Damals kündigte Marseille, der zu den schillerndsten und streitbarsten Unternehmern Deutschlands zählt, auch an, den Erlös aus dem Verkauf nicht ausschütten, sondern weitgehend wieder investieren zu wollen. In der Folgezeit stieg das Hamburger Unternehmen überraschend in das Geschäft mit Frachtschiffen ein. Fünf solcher Schiffe, ein jedes mit der Kapazität von 700 Containern, kaufte die MK-Kliniken AG seither.

Sie werden über die alteingesessene Hamburger Reederei Peter Hinsch weltweit verchartert. "Mit dem Tagesgeschäft haben wir nichts zu tun", sagte Marseille. Die Schiffe gehören zur Kategorie sogenannter Feederschiffe, die als Zulieferer und Verteiler Fracht zwischen Ozeanriesen und kleineren Häfen hin und her transportieren. Marseille zufolge sei aber auch eine vielseitigere Verwendung möglich. Die MK-Schiffe sind aktuell in europäischen Gewässern, der Karibik und in Asien unterwegs. Diese Aktivitäten soll das Hamburger Unternehmen nach dem Willen seines Großaktionärs und Aufsichtsratsvorsitzenden Ulrich Marseille in den kommenden Monaten nicht zuletzt mit dem Erlös aus dem Immobiliendeal ausbauen. Darüber hinaus soll eine Kapitalerhöhung, gegen die sich kleinere Aktionäre von MK jedoch auch gerichtlich wehren, weitere 130 Millionen Euro einbringen. Unabhängig von alledem ist Marseille vom Potenzial des Container-Schiff-Geschäftes überzeugt. "Ich glaube, dass es sich auch auf längere Sicht lohnt, und die Marktbedingungen sind derzeit günstig", sagte er am Montag auf Anfrage.

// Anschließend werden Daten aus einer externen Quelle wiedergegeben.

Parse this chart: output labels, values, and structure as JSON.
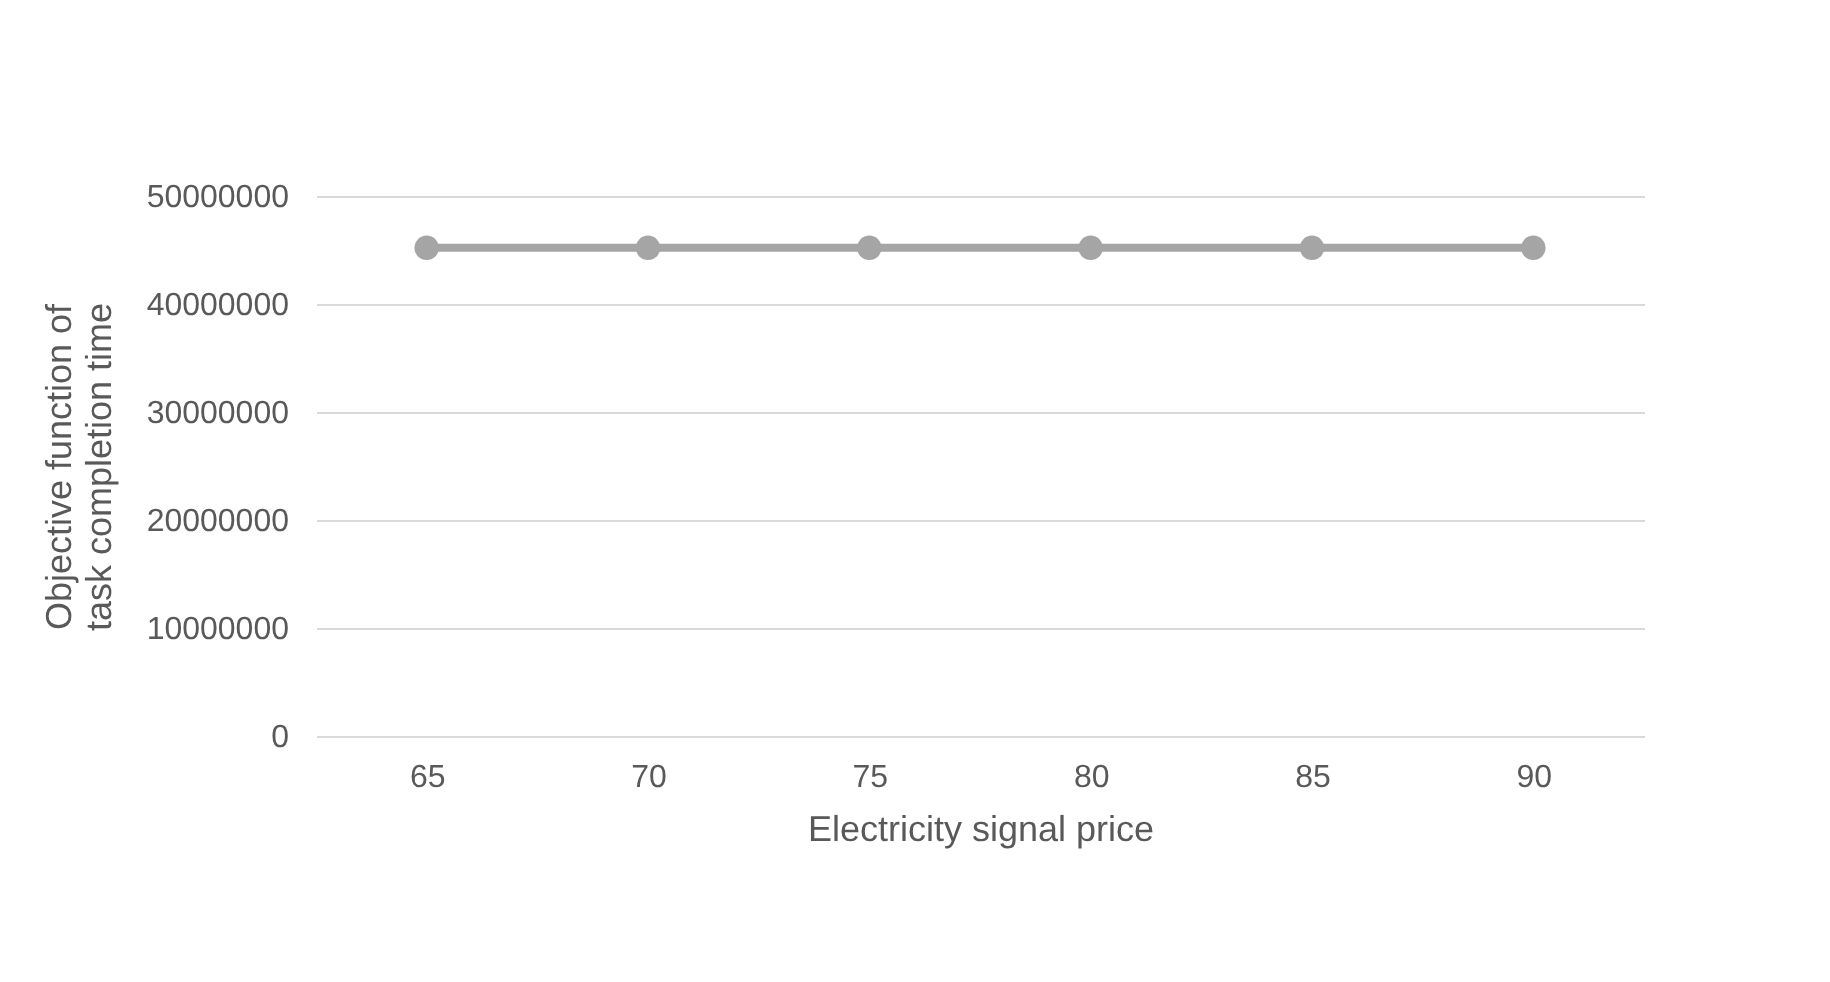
{
  "chart_data": {
    "type": "line",
    "xlabel": "Electricity signal price",
    "ylabel": "Objective function of task completion time",
    "categories": [
      "65",
      "70",
      "75",
      "80",
      "85",
      "90"
    ],
    "series": [
      {
        "color": "#a5a5a5",
        "values": [
          45200000,
          45200000,
          45200000,
          45200000,
          45200000,
          45200000
        ]
      }
    ],
    "ylim": [
      0,
      50000000
    ],
    "yticks": [
      0,
      10000000,
      20000000,
      30000000,
      40000000,
      50000000
    ],
    "grid": "y",
    "marker": "circle",
    "line_style": "solid"
  }
}
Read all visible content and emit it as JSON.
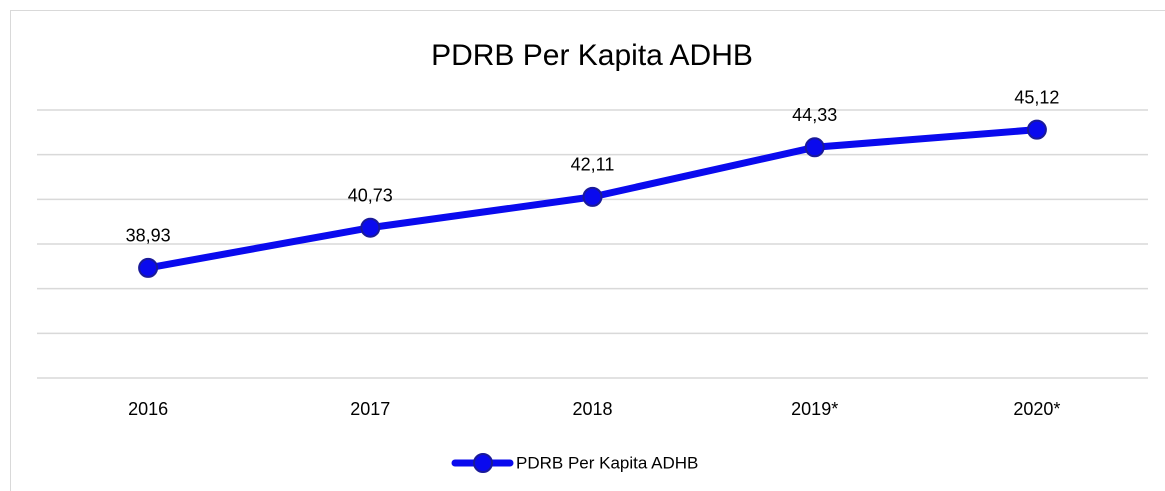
{
  "chart_data": {
    "type": "line",
    "title": "PDRB Per Kapita ADHB",
    "categories": [
      "2016",
      "2017",
      "2018",
      "2019*",
      "2020*"
    ],
    "series": [
      {
        "name": "PDRB Per Kapita ADHB",
        "color": "#0a0aee",
        "values": [
          38.93,
          40.73,
          42.11,
          44.33,
          45.12
        ],
        "value_labels": [
          "38,93",
          "40,73",
          "42,11",
          "44,33",
          "45,12"
        ]
      }
    ],
    "ylim": [
      34,
      46
    ],
    "yticks": [
      34,
      36,
      38,
      40,
      42,
      44,
      46
    ],
    "grid": true,
    "legend": "bottom"
  }
}
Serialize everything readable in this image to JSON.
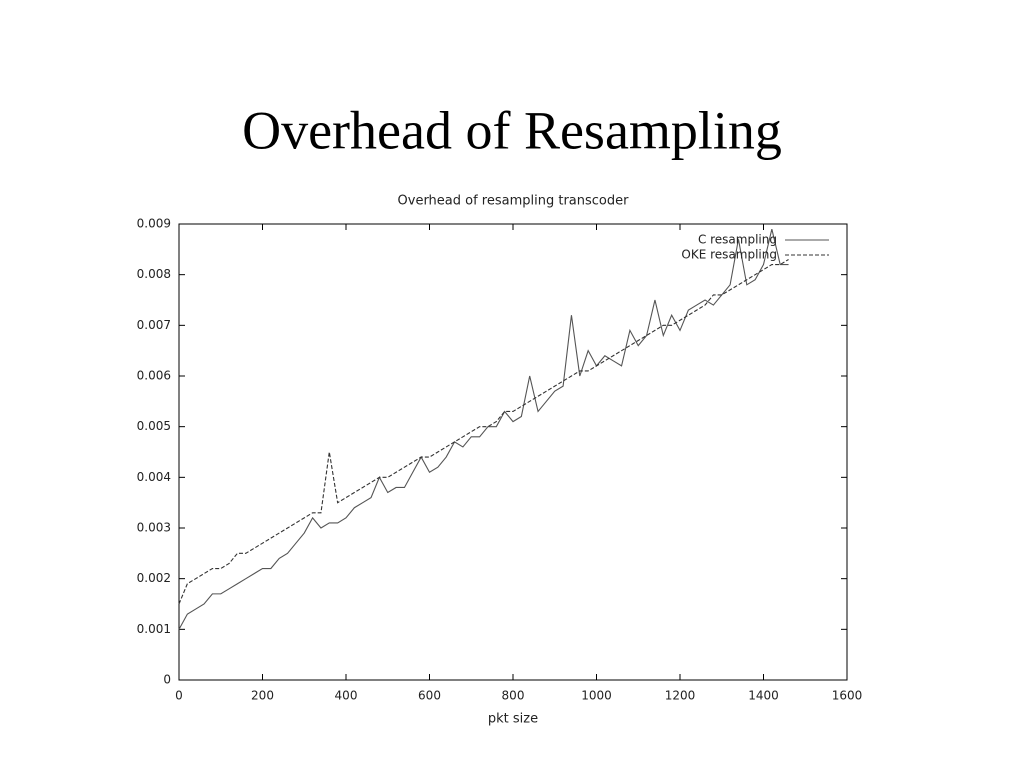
{
  "slide_title": "Overhead of Resampling",
  "chart_data": {
    "type": "line",
    "title": "Overhead of resampling transcoder",
    "xlabel": "pkt size",
    "x": [
      0,
      20,
      40,
      60,
      80,
      100,
      120,
      140,
      160,
      180,
      200,
      220,
      240,
      260,
      280,
      300,
      320,
      340,
      360,
      380,
      400,
      420,
      440,
      460,
      480,
      500,
      520,
      540,
      560,
      580,
      600,
      620,
      640,
      660,
      680,
      700,
      720,
      740,
      760,
      780,
      800,
      820,
      840,
      860,
      880,
      900,
      920,
      940,
      960,
      980,
      1000,
      1020,
      1040,
      1060,
      1080,
      1100,
      1120,
      1140,
      1160,
      1180,
      1200,
      1220,
      1240,
      1260,
      1280,
      1300,
      1320,
      1340,
      1360,
      1380,
      1400,
      1420,
      1440,
      1460
    ],
    "series": [
      {
        "name": "C resampling",
        "color": "#555555",
        "line_style": "solid",
        "values": [
          0.001,
          0.0013,
          0.0014,
          0.0015,
          0.0017,
          0.0017,
          0.0018,
          0.0019,
          0.002,
          0.0021,
          0.0022,
          0.0022,
          0.0024,
          0.0025,
          0.0027,
          0.0029,
          0.0032,
          0.003,
          0.0031,
          0.0031,
          0.0032,
          0.0034,
          0.0035,
          0.0036,
          0.004,
          0.0037,
          0.0038,
          0.0038,
          0.0041,
          0.0044,
          0.0041,
          0.0042,
          0.0044,
          0.0047,
          0.0046,
          0.0048,
          0.0048,
          0.005,
          0.005,
          0.0053,
          0.0051,
          0.0052,
          0.006,
          0.0053,
          0.0055,
          0.0057,
          0.0058,
          0.0072,
          0.006,
          0.0065,
          0.0062,
          0.0064,
          0.0063,
          0.0062,
          0.0069,
          0.0066,
          0.0068,
          0.0075,
          0.0068,
          0.0072,
          0.0069,
          0.0073,
          0.0074,
          0.0075,
          0.0074,
          0.0076,
          0.0078,
          0.0087,
          0.0078,
          0.0079,
          0.0082,
          0.0089,
          0.0082,
          0.0082
        ]
      },
      {
        "name": "OKE resampling",
        "color": "#333333",
        "line_style": "dashed",
        "values": [
          0.0015,
          0.0019,
          0.002,
          0.0021,
          0.0022,
          0.0022,
          0.0023,
          0.0025,
          0.0025,
          0.0026,
          0.0027,
          0.0028,
          0.0029,
          0.003,
          0.0031,
          0.0032,
          0.0033,
          0.0033,
          0.0045,
          0.0035,
          0.0036,
          0.0037,
          0.0038,
          0.0039,
          0.004,
          0.004,
          0.0041,
          0.0042,
          0.0043,
          0.0044,
          0.0044,
          0.0045,
          0.0046,
          0.0047,
          0.0048,
          0.0049,
          0.005,
          0.005,
          0.0051,
          0.0053,
          0.0053,
          0.0054,
          0.0055,
          0.0056,
          0.0057,
          0.0058,
          0.0059,
          0.006,
          0.0061,
          0.0061,
          0.0062,
          0.0063,
          0.0064,
          0.0065,
          0.0066,
          0.0067,
          0.0068,
          0.0069,
          0.007,
          0.007,
          0.0071,
          0.0072,
          0.0073,
          0.0074,
          0.0076,
          0.0076,
          0.0077,
          0.0078,
          0.0079,
          0.008,
          0.0081,
          0.0082,
          0.0082,
          0.0083
        ]
      }
    ],
    "xlim": [
      0,
      1600
    ],
    "xticks": [
      0,
      200,
      400,
      600,
      800,
      1000,
      1200,
      1400,
      1600
    ],
    "ylim": [
      0,
      0.009
    ],
    "yticks": [
      0,
      0.001,
      0.002,
      0.003,
      0.004,
      0.005,
      0.006,
      0.007,
      0.008,
      0.009
    ],
    "grid": false,
    "legend": "upper right"
  }
}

Für den Immobilienkäufer Icade bedeutet derweil die Übernahme der 19 Altenheime den Einstieg in den deutschen Markt. Sie seien allesamt an Emiva vermietet, einen der zehn größten deutschen Altenheimbetreiber, erklärte das börsennotierte Unternehmen mit Sitz in Issy-les-Moulineaux südwestlich von Paris. "Das Portfolio bietet Potenzial für Mietsteigerungen." Die aktuelle Rendite sei marktüblich. Die 19 Altenheime beinhalten nach Angaben von Icade 2300 Betten und sind in acht Bundesländern angesiedelt.

Ulrich Marseille, 63, eröffnete 1984 das erste eigene Pflegeheim und legte so den Grundstock für die Marseille-Kliniken AG, die später in MK-Kliniken AG umfirmierte.

(Foto: oh)

Für die MK-Kliniken AG bedeutet ihr Verkauf und die damit verbundene Ausweitung der eigenen Frachtschiffahrt-Aktivitäten zwar eine Neuausrichtung, jedoch keine vollständige Abkehr vom Gesundheitssektor. Nach Angaben von Ulrich Marseille will MK sich auch künftig vor allem an Dienstleistungsunternehmen beteiligen, die medizinische Güter oder Services für Ärzte oder Krankenhäuser anbieten. Dazu gehören auch Entwicklung, Verkauf und Support von Software beispielsweise für Diagnostikgeräte.

Daneben ist MK-Kliniken noch im Geschäft mit betreutem Wohnen aktiv und will es dem Aufsichtsratschef zufolge auch bleiben. 1400 seniorengerechte Wohnungen mit dazugehörigem Pflegeangebot betreibt die Hamburger Firma in Gera, Halle/Saale, Cottbus und Potsdam. Die meisten der Wohnungen sind gemietet. Langfristig will MK einen Großteil der eigenen Immobilien abstoßen und sich aus dem Geschäft zurückziehen.